Is there a specific reason you want to do this? My concern with exposing multiple versions on RTD is that if we're doing tags regularly, there's going to be lots of pages with the same content on the domain and I'm mildly concerned about the SEO effects that'd have; the domain currently has decent SEO reputation and having duplicated content will make it difficult to ensure that it stays that way and that users are directed to the latest page as often as possible. Certain things might be better covered via looking at the git history or us actually maintaining a proper changelog. |
I am diving into packaging as I am asked some choices and advices on our project. I am trying to write what I have understood and the steps to follow. I made some links to the documentation and I discovered Writing your pyproject.toml that I did not saw at the beginning. I also saw an issue (#1382) for moving a page I referenced, which is something that happen. I was reading a blog post on packaging history which had a broken link to distutils, knowing I have no knowledge on SEO problems. My issue is just a suggestion not a criticism, I thought it would be less work than a writing a changelog. If you don't find it useful, I learned how to diff with dates :) |
Note that (unlike the Python documentation) we always add redirects when moving or removing pages so that existing links do not break. |
There is also this thread about adding some kind of changelog. Would that help? I do not know if @fconil wants the older versions to be available as built and published pages, or if having the tags on the git repository would be enough.
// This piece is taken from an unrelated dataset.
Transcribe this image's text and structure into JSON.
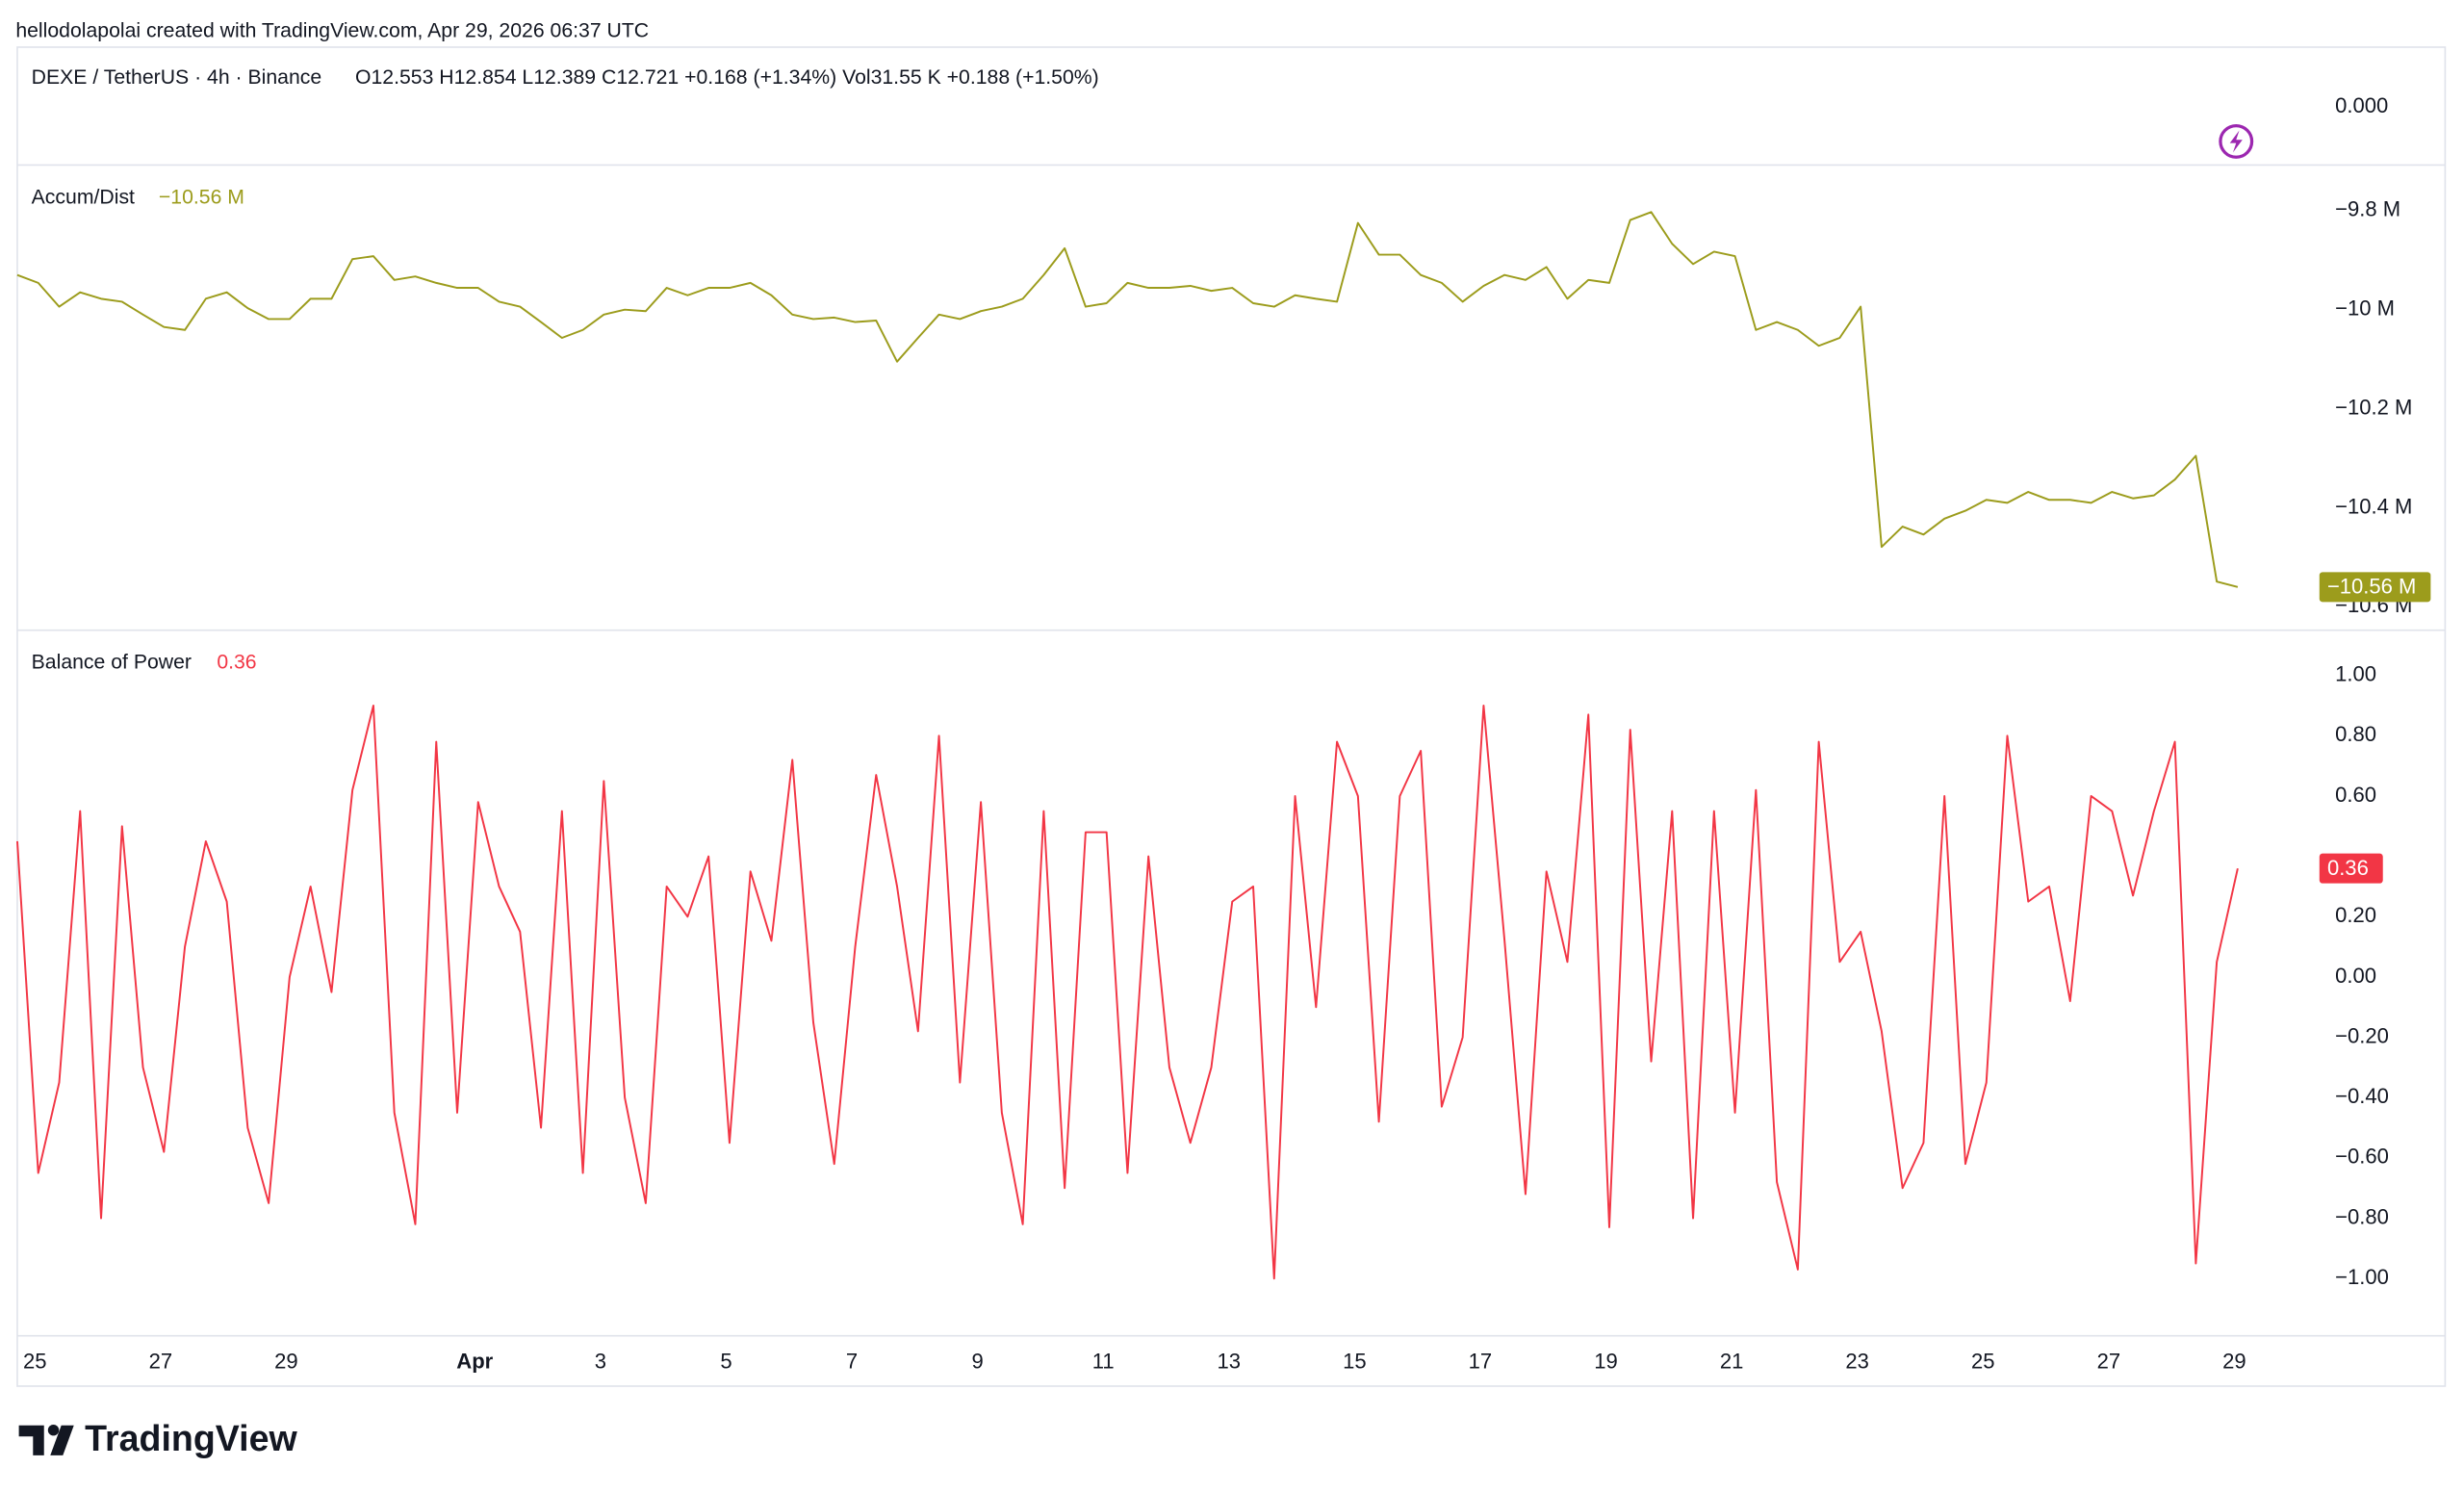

What if the older versions are available only on a different domain (on All in all, I think there is some value in having some kind of history somewhere. But I do not know how to realize this. Changelog, keeping the old versions published, never delete pages (but only unlink them and mark them as deprecated)... all seem to have some cons that might be bigger than the pros. |
Ideally, yes, I would like to read published pages for some points in time. That way, one can see "Ok this were the instructions 2 years ago but now it has changed". |
To be honest, there are instructions even today in the guide that could have been marked as no longer recommended five years ago (and it's already much better since the wave of contributions in the past few weeks) so I would not rely on this too much :) |
I guess this also a solution: https://web.archive.org/web/20230000000000*/https://packaging.python.org/ |
It could be a workaround, but I prefer diff and blame. I see nothing to add that could be useful to this discussion, should I close the issue or you prefer to do it ? |
I'll go ahead and close this out -- thanks for the suggestion! For posterity, the way you can a date-based diff with the GitHub UI is to use Git's https://github.com/pypa/packaging.python.org/compare/main@{2023-01-01}...main Using the 3 dot syntax here shows all the commits on the GitHub.com UI as of the time of posting this comment. |
hi,
I was wondering if you could put a tag from time to time on the Python Packaging User Guide.
May be a calendar versionning tag ?
It could enable going back and forth in the documentation on Read The Docs.